There is no need for sporadic and ephemeral initiatives, but a concrete impact on schools and, consequently, on society’, he adds. For this reason, President Saladino has proposed, as a first step addressed to schools all over Italy, the signing of a 20-point manifesto calling for the construction of an anti-mafia culture as a national requirement: “The Mafia accompanies criminal action with cultural action”, reads the document to which 70 schools in Palermo and the province have adhered. “Consequently, it is necessary to work on a pedagogical project of anti-mafia culture, to develop an alternative process to mafia culture”, explains the school director. “And for this, it is necessary to address the issue on a daily basis in all subjects, from history to mathematics, art and music”.
The education for legality manifesto
The manifesto begins: “Education for legality is not enough to build an anti-mafia culture, especially since mafias do not manifest themselves exclusively in contexts of illegality”.
The mafia, he says, “tends to hide in the spaces of legality, where its economic interests proliferate. The mafia has long since given way to the mafia infiltrating the institutions, the sanctuaries of finance and the laundering of dirty money in legal and lawful economic operations.”
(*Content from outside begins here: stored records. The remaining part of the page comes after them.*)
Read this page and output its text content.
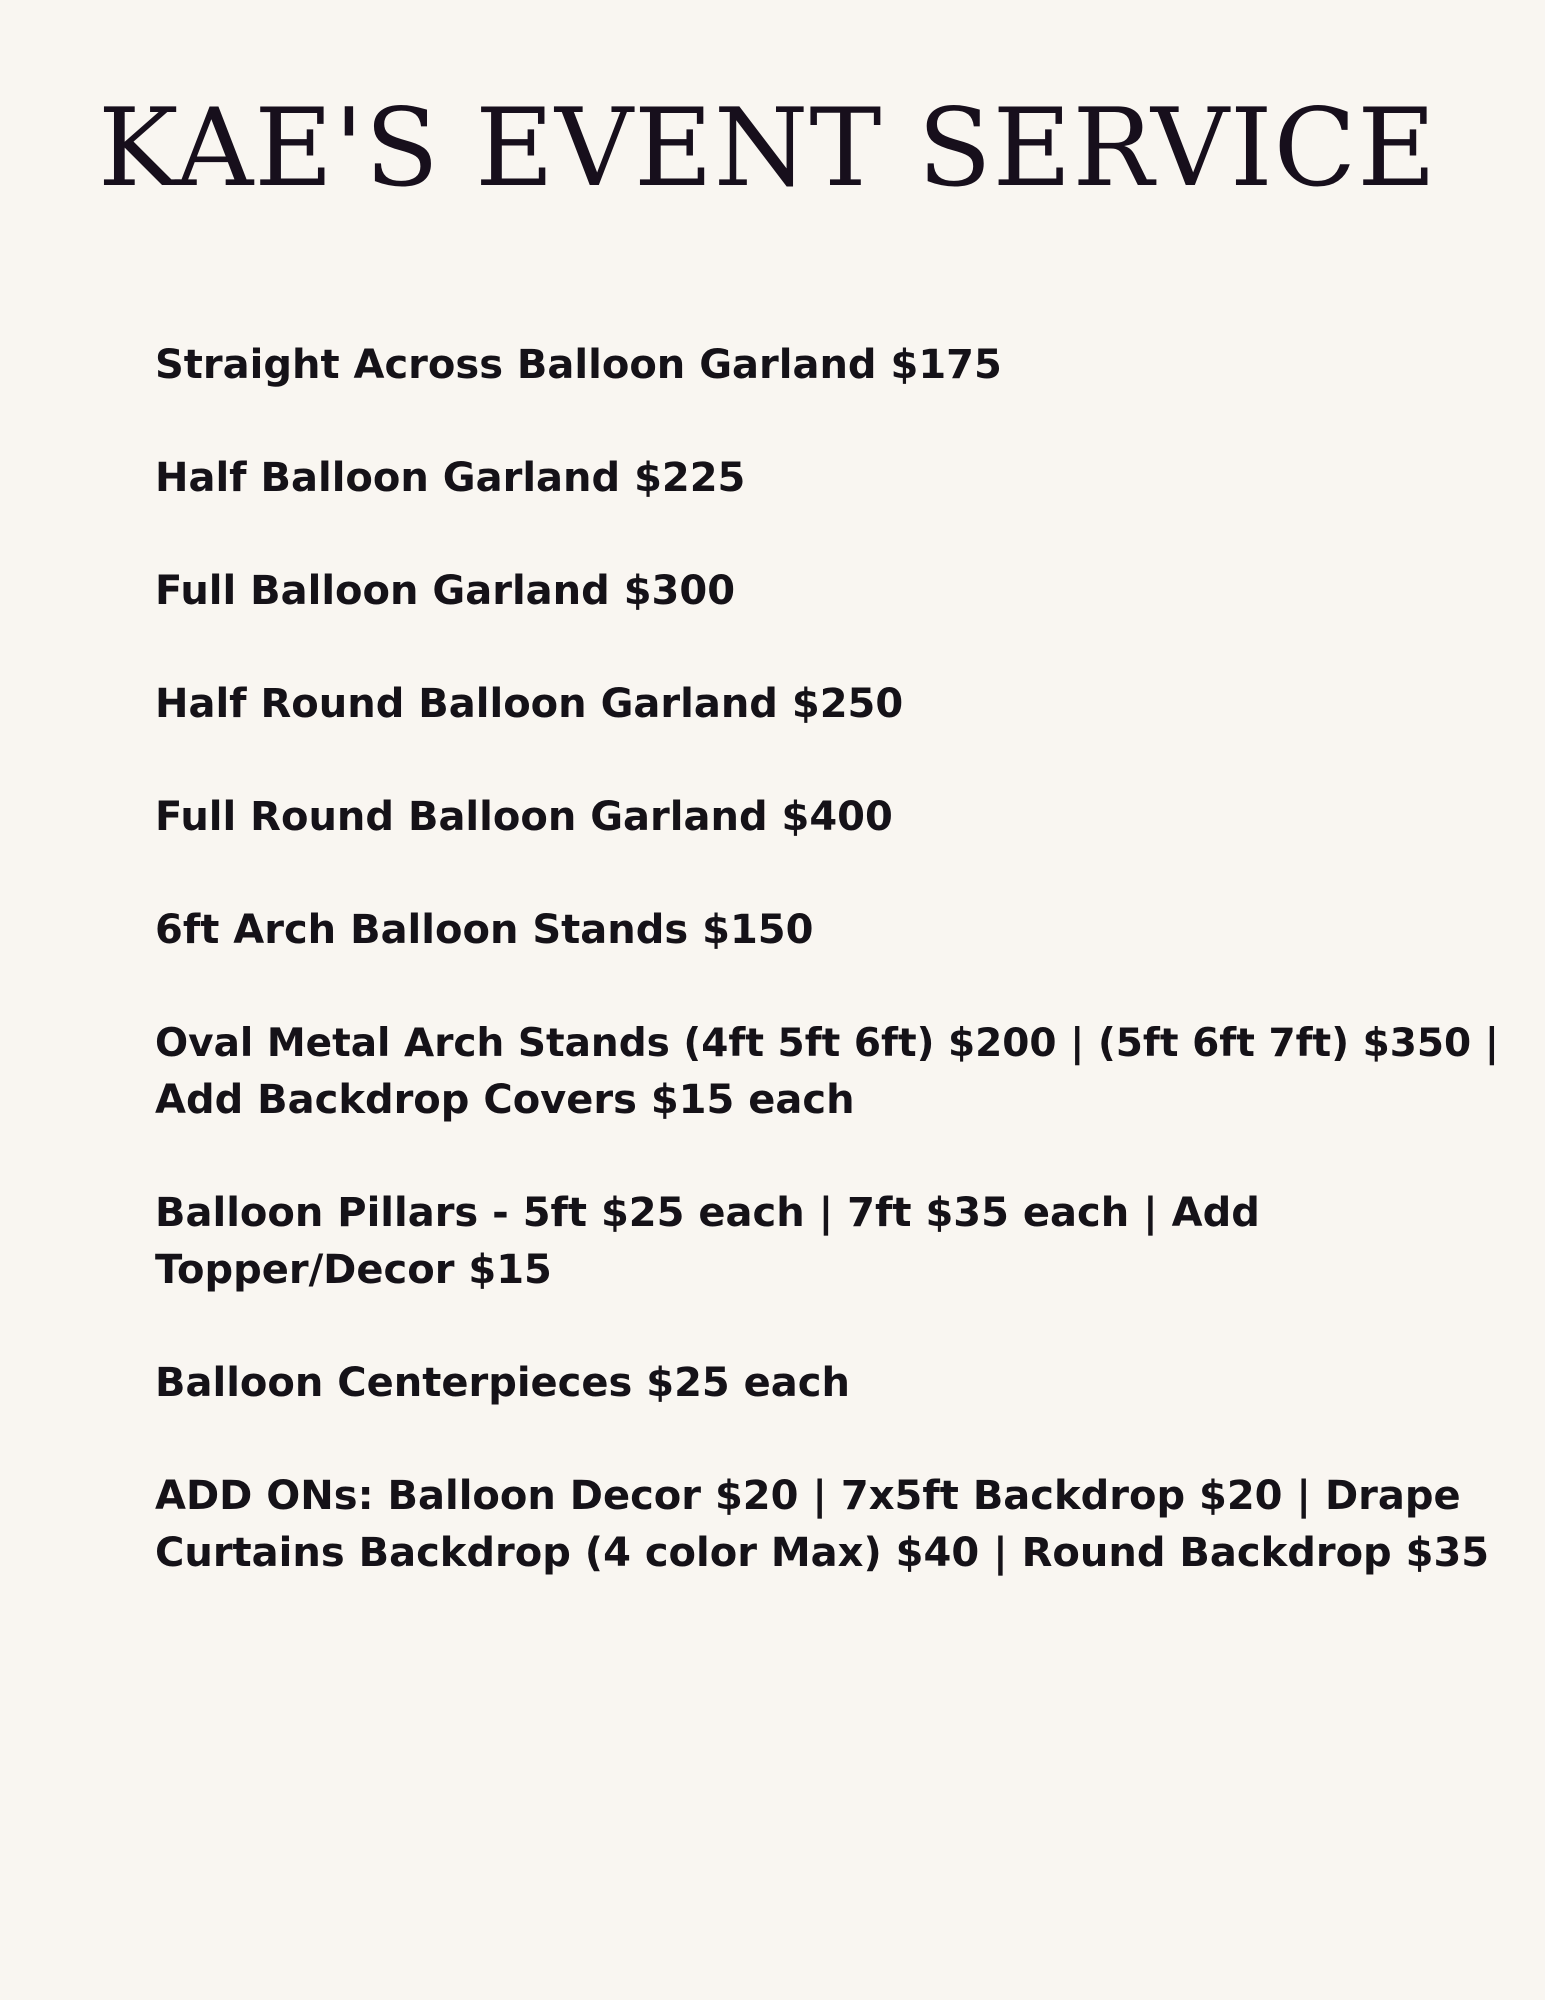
KAE'S EVENT SERVICE
Straight Across Balloon Garland $175
Half Balloon Garland $225
Full Balloon Garland $300
Half Round Balloon Garland $250
Full Round Balloon Garland $400
6ft Arch Balloon Stands $150
Oval Metal Arch Stands (4ft 5ft 6ft) $200 | (5ft 6ft 7ft) $350 |
Add Backdrop Covers $15 each
Balloon Pillars - 5ft $25 each | 7ft $35 each | Add
Topper/Decor $15
Balloon Centerpieces $25 each
ADD ONs: Balloon Decor $20 | 7x5ft Backdrop $20 | Drape
Curtains Backdrop (4 color Max) $40 | Round Backdrop $35
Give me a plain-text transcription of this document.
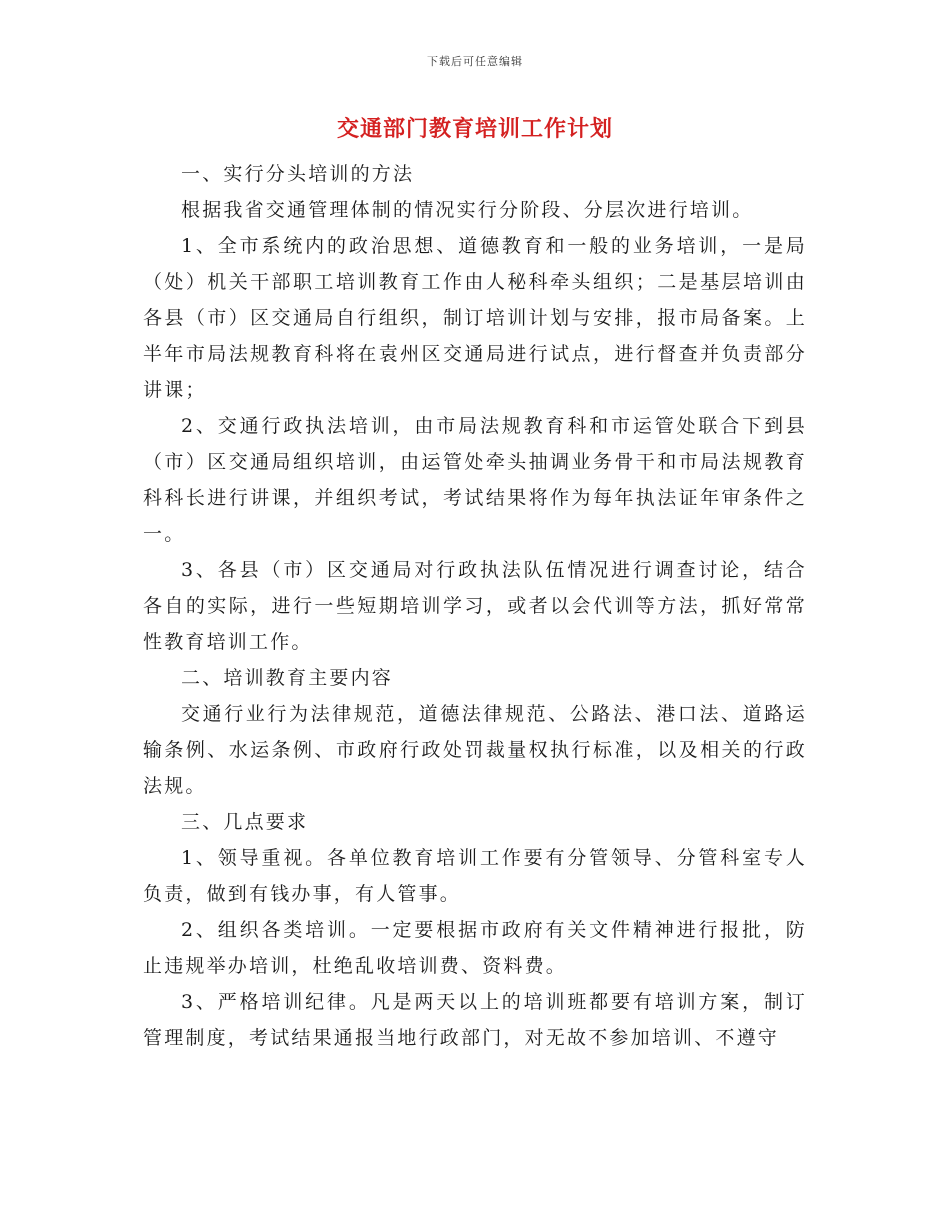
下载后可任意编辑
交通部门教育培训工作计划

一、实行分头培训的方法

根据我省交通管理体制的情况实行分阶段、分层次进行培训。

1、全市系统内的政治思想、道德教育和一般的业务培训，一是局（处）机关干部职工培训教育工作由人秘科牵头组织；二是基层培训由各县（市）区交通局自行组织，制订培训计划与安排，报市局备案。上半年市局法规教育科将在袁州区交通局进行试点，进行督查并负责部分讲课；

2、交通行政执法培训，由市局法规教育科和市运管处联合下到县（市）区交通局组织培训，由运管处牵头抽调业务骨干和市局法规教育科科长进行讲课，并组织考试，考试结果将作为每年执法证年审条件之一。

3、各县（市）区交通局对行政执法队伍情况进行调查讨论，结合各自的实际，进行一些短期培训学习，或者以会代训等方法，抓好常常性教育培训工作。

二、培训教育主要内容

交通行业行为法律规范，道德法律规范、公路法、港口法、道路运输条例、水运条例、市政府行政处罚裁量权执行标准，以及相关的行政法规。

三、几点要求

1、领导重视。各单位教育培训工作要有分管领导、分管科室专人负责，做到有钱办事，有人管事。

2、组织各类培训。一定要根据市政府有关文件精神进行报批，防止违规举办培训，杜绝乱收培训费、资料费。

3、严格培训纪律。凡是两天以上的培训班都要有培训方案，制订管理制度，考试结果通报当地行政部门，对无故不参加培训、不遵守
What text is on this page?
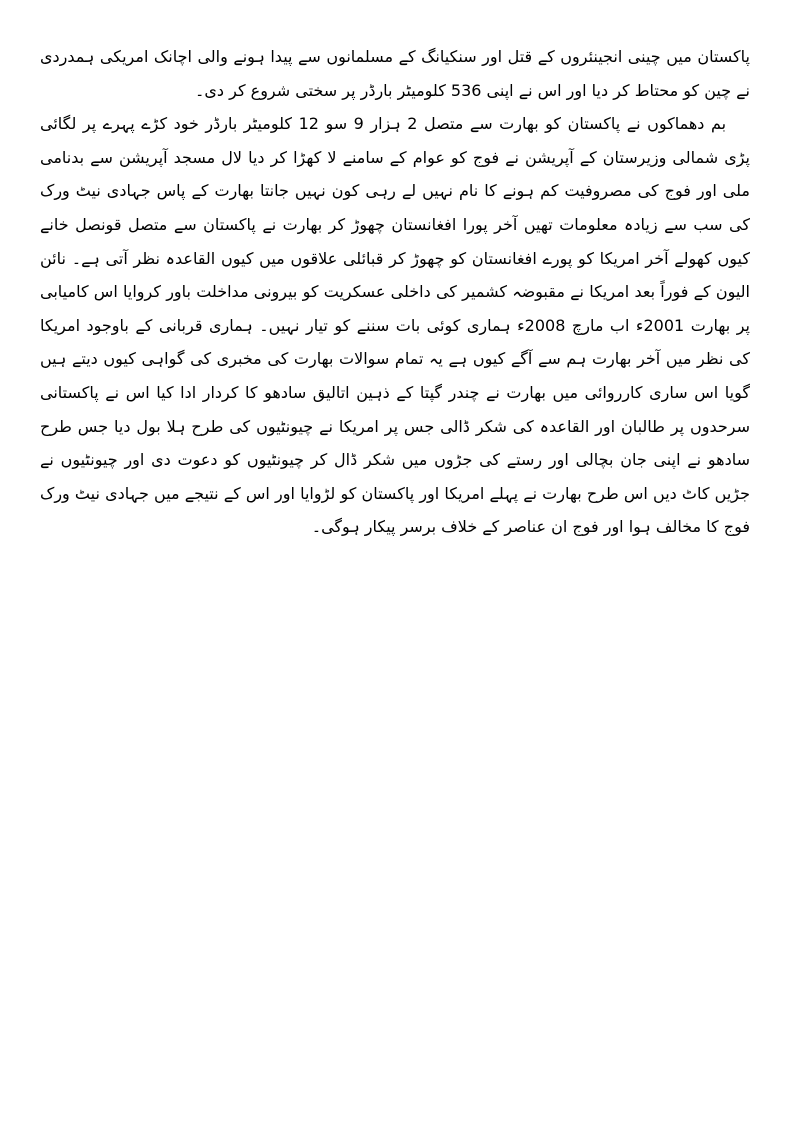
پاکستان میں چینی انجینئروں کے قتل اور سنکیانگ کے مسلمانوں سے پیدا ہونے والی اچانک امریکی ہمدردی نے چین کو محتاط کر دیا اور اس نے اپنی 536 کلومیٹر بارڈر پر سختی شروع کر دی۔

بم دھماکوں نے پاکستان کو بھارت سے متصل 2 ہزار 9 سو 12 کلومیٹر بارڈر خود کڑے پہرے پر لگائی پڑی شمالی وزیرستان کے آپریشن نے فوج کو عوام کے سامنے لا کھڑا کر دیا لال مسجد آپریشن سے بدنامی ملی اور فوج کی مصروفیت کم ہونے کا نام نہیں لے رہی کون نہیں جانتا بھارت کے پاس جہادی نیٹ ورک کی سب سے زیادہ معلومات تھیں آخر پورا افغانستان چھوڑ کر بھارت نے پاکستان سے متصل قونصل خانے کیوں کھولے آخر امریکا کو پورے افغانستان کو چھوڑ کر قبائلی علاقوں میں کیوں القاعدہ نظر آتی ہے۔ نائن الیون کے فوراً بعد امریکا نے مقبوضہ کشمیر کی داخلی عسکریت کو بیرونی مداخلت باور کروایا اس کامیابی پر بھارت 2001ء اب مارچ 2008ء ہماری کوئی بات سننے کو تیار نہیں۔ ہماری قربانی کے باوجود امریکا کی نظر میں آخر بھارت ہم سے آگے کیوں ہے یہ تمام سوالات بھارت کی مخبری کی گواہی کیوں دیتے ہیں گویا اس ساری کارروائی میں بھارت نے چندر گپتا کے ذہین اتالیق سادھو کا کردار ادا کیا اس نے پاکستانی سرحدوں پر طالبان اور القاعدہ کی شکر ڈالی جس پر امریکا نے چیونٹیوں کی طرح ہلا بول دیا جس طرح سادھو نے اپنی جان بچالی اور رستے کی جڑوں میں شکر ڈال کر چیونٹیوں کو دعوت دی اور چیونٹیوں نے جڑیں کاٹ دیں اس طرح بھارت نے پہلے امریکا اور پاکستان کو لڑوایا اور اس کے نتیجے میں جہادی نیٹ ورک فوج کا مخالف ہوا اور فوج ان عناصر کے خلاف برسر پیکار ہوگی۔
“Schools must teach to distinguish morally irreproachable behaviour from apparent, fictitious and artificial legality,” the manifesto recalls. And again: “Education in legality has put respect for the law at the forefront. History teaches us that respect for legality and the law can perpetuate crimes that mortify the rights of individuals and entire peoples. The anti-mafia culture, on the contrary, is put into practice by promoting, respecting, and enhancing rights”. It is therefore on “respect for the fundamental rights of the person, the protection of human, social and civil rights” that “represent the minimum and obligatory ground” that we must work “to build an anti-mafia culture” because “mafia has the characteristic of regenerating itself in the daily mortification and/or annulment of all rights”.
The manifesto concludes by reiterating that the school “takes ground from the mafia by practising democracy, participation, decentralisation of power and the widening of decision-making spaces”. And that “teaching democracy at school is one of the most important pedagogical missions”.
The commitment must indeed be to respect the rules, the principle on which civil coexistence is built, but it must be explained to children that this respect “cannot be a-critical”. Schools must also teach them to “disapprove of the wrong rules, those that lead to violence and prevarication” and that “obedience is not always a virtue”.
The school, therefore, “teaches writing, reading, arithmetic… but the main function of the school is the formation of conscious, free and honest citizens”. And “it must rewrite its salient objectives, centring them on social justice, democracy and respect for the common good”.